Robust Analysis of Full-Duplex Two-Way Space Shift Keying With RIS Systems
Xusheng Zhu, Wen Chen, Qingqing Wu, Wen Fang, Chaoying Huang, Jun Li
TL;DR
This work analyzes a RIS-assisted full-duplex two-way space shift keying system under imperfect CSI, modeling channels with correlation and estimation errors and deploying RISs near each user to overcome blocked direct links. It develops a ML-based detector framework and derives closed-form ABEP expressions using Gaussian-Chebyshev quadrature, along with upper bounds, asymptotic ABEP, outage probability, and throughput, all validated by Monte Carlo simulations. The analysis leverages CLT to approximate the combined channel statistics and reveals how the number of RIS elements and residual self-interference influence performance, showing FD can outperform HD at high SNR when LI is small or RIS size is large. The results provide practical insights into robustness against CSI imperfections and quantify the trade-offs between pilot overhead, RIS scale, and reliability in RIS-assisted FD-SSK networks, with potential extensions to hybrid RIS and spectral-reliability optimization.
Abstract
Reconfigurable intelligent surface (RIS)-assisted index modulation system schemes are considered a promising technology for sixth-generation (6G) wireless communication systems, which can enhance various system capabilities such as coverage and reliability. However, obtaining perfect channel state information (CSI) is challenging due to the lack of a radio frequency chain in RIS. In this paper, we investigate the RIS-assisted full-duplex (FD) two-way space shift keying (SSK) system under imperfect CSI, where the signal emissions are augmented by deploying RISs in the vicinity of two FD users.
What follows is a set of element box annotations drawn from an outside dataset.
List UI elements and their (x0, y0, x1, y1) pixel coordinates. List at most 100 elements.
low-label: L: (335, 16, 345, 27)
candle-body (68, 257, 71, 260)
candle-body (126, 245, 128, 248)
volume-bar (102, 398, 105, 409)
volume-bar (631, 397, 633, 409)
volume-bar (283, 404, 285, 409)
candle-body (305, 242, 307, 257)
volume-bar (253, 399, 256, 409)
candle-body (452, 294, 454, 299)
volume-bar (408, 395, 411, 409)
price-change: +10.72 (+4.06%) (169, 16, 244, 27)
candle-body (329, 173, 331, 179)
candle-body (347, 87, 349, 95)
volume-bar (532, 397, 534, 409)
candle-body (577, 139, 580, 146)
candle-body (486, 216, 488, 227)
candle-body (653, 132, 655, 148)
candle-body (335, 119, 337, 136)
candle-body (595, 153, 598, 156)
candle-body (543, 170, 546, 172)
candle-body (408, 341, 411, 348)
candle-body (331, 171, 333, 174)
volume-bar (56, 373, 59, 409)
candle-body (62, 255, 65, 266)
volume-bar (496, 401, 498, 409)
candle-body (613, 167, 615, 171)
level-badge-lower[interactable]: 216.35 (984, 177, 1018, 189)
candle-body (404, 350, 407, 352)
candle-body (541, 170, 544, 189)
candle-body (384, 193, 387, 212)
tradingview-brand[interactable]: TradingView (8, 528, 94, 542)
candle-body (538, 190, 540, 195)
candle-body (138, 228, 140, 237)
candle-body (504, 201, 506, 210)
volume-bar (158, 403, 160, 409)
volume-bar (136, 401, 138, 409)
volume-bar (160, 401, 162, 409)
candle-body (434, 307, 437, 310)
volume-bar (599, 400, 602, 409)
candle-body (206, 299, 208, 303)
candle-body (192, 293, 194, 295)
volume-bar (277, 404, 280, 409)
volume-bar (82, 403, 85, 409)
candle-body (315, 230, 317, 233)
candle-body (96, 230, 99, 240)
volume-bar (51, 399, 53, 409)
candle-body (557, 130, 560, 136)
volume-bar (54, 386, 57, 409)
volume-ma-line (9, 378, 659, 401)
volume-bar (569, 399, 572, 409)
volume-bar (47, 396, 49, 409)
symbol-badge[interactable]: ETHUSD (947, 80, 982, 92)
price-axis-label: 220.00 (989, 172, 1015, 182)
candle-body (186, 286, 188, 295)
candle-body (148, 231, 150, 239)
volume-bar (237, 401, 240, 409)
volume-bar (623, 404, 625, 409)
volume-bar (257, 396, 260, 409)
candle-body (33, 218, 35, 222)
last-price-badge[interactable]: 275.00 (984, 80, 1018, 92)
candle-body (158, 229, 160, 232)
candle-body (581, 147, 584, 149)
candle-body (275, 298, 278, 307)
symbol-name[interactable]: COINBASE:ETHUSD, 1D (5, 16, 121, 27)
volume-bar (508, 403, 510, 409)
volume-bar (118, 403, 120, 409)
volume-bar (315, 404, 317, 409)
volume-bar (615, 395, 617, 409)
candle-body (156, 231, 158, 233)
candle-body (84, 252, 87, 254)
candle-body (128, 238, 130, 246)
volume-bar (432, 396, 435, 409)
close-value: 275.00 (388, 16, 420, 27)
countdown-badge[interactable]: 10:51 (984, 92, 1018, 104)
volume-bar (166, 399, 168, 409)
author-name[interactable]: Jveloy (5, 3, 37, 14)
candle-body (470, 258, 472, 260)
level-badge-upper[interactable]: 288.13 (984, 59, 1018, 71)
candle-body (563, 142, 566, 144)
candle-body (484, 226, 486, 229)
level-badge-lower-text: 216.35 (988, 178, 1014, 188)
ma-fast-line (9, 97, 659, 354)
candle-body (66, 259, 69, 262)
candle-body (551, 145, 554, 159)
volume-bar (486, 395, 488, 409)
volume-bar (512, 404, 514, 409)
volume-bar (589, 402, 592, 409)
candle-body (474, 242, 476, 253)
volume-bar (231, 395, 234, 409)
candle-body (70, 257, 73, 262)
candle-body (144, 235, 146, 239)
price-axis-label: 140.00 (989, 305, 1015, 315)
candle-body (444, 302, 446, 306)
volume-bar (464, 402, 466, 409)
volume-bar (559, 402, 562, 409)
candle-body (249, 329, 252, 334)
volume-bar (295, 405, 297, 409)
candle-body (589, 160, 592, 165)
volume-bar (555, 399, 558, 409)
The maximum likelihood detector is utilized to recover the transmit antenna index. With this in mind, we derive closed-form average bit error probability (ABEP) expression based on the Gaussian-Chebyshev quadrature (GCQ) method and provide the upper bound and asymptotic ABEP expressions in the presence of channel estimation errors. To gain more insights, we also derive the outage probability and provide the throughput of the proposed scheme with imperfect CSI. The correctness of the analytical derivation results is confirmed via Monte Carlo simulations. It is demonstrated that increasing the number of elements of RIS can significantly improve the ABEP performance of the FD system over the half-duplex (HD) system. Furthermore, in the high SNR region, the ABEP performance of the FD system is better than that of the HD system.